If you've ever been fitted for a bra, you know what happens next. But have you ever been fitted for a bra by a girl with a body like a model, while her cool manicured hands touch your flabby stomach and the batwing arms you're desperately trying to tighten with kettlebell swings? I hadn't; the girls at Lane Bryant who had fitted me years ago were big, fluffy girls with mountain ranges for breasts and soft hands. They were used to saying large numbers, letters further in the alphabet than most smaller-sized shops needed to carry. They were used to big girls.

She left the dressing room and I stared at myself in the mirror for several moments while I waited. There I was, in my size-16 jeans that were actually a little loose on my hips and the dreaded red bra that gapped on the sides and the straps that, no matter how much I tightened them, slipped down my shoulders. My confidence, which had been so prevalent in Forever 21 while strutting in that black leather jacket and heels, was shaky, seismic under my flip-flopped feet.

She returned with a black bra dangling from her fingers. "This," she said brightly, "is your size."

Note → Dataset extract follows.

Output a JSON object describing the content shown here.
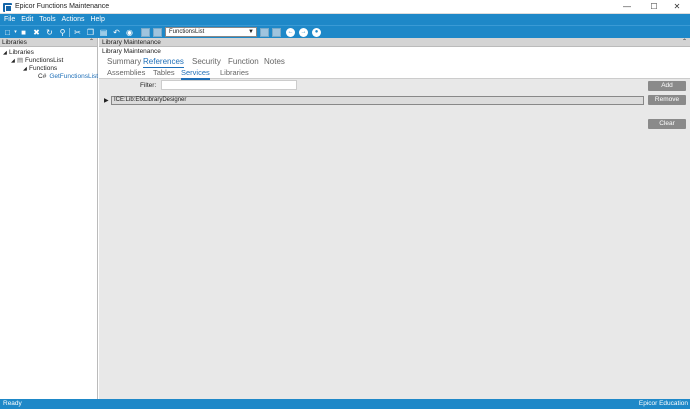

"You said you guys didn't carry 40s in the store," I reminded her, flushing as she stepped outside the door to wait for me to change.

"You're not a 40," she returned. "You're a 38B."

While I can't say that I am enjoying continually losing letters in my bra size, the measurement gave me pause. "Are you sure?" I asked as I slipped into the Body by Victoria lingerie. I couldn't believe how slinky it felt, the soft t-shirt-like material, the way I couldn't feel the underwire. I adjusted the straps and after a minor bend-and-wiggle (every girl knows what I mean), I straightened up and stared at myself.

And started crying.

"Are you okay?!" she asked, hearing me sniffling behind the door but not so presumptuous as to try and come in.

And, in a bra and a pair of jeans, I opened the door and hugged her. I didn't even say anything, I just hugged her.

I know it sounds stupid to people, but I haven't been able to fit into anything in that store since I grew boobs. All through my adolescence, my friends got breasts and we would go to the mall, and they would buy their push-up bras and sexy lacy things. When the coupons came in my mailbox for a free pair of panties, I would pass them dutifully off to slimmer friends; I bought my bras (granted, some of them were cute, but still) at Lane Bryant, huge things with padded straps to hold up the weight of your boobs and wide bands in the back to try and suppress the dreadful backfat, multiple industrial-strength hooks to clasp it shut, packages of extenders sold discreetly by the register Just in Case. And now I was allowed to come into this forbidden wonderland of bright Pink and feathered angel-winged mannequins and I was able to buy a bra and no one would look at me and say Did you want to pick up some body spray today? Maybe some lipgloss? because that was all that would appeal to someone like me in that girly, much-revered land of underthings.

I walked out with two fabulous push-up bras, a bounce in my step, and swung that little pink bag in one hand as I walked through the mall, knowing that for the first time in my life it wasn't a fragrance collection in that iconic little bag.



Now that is what I call a Non-Scale Victory.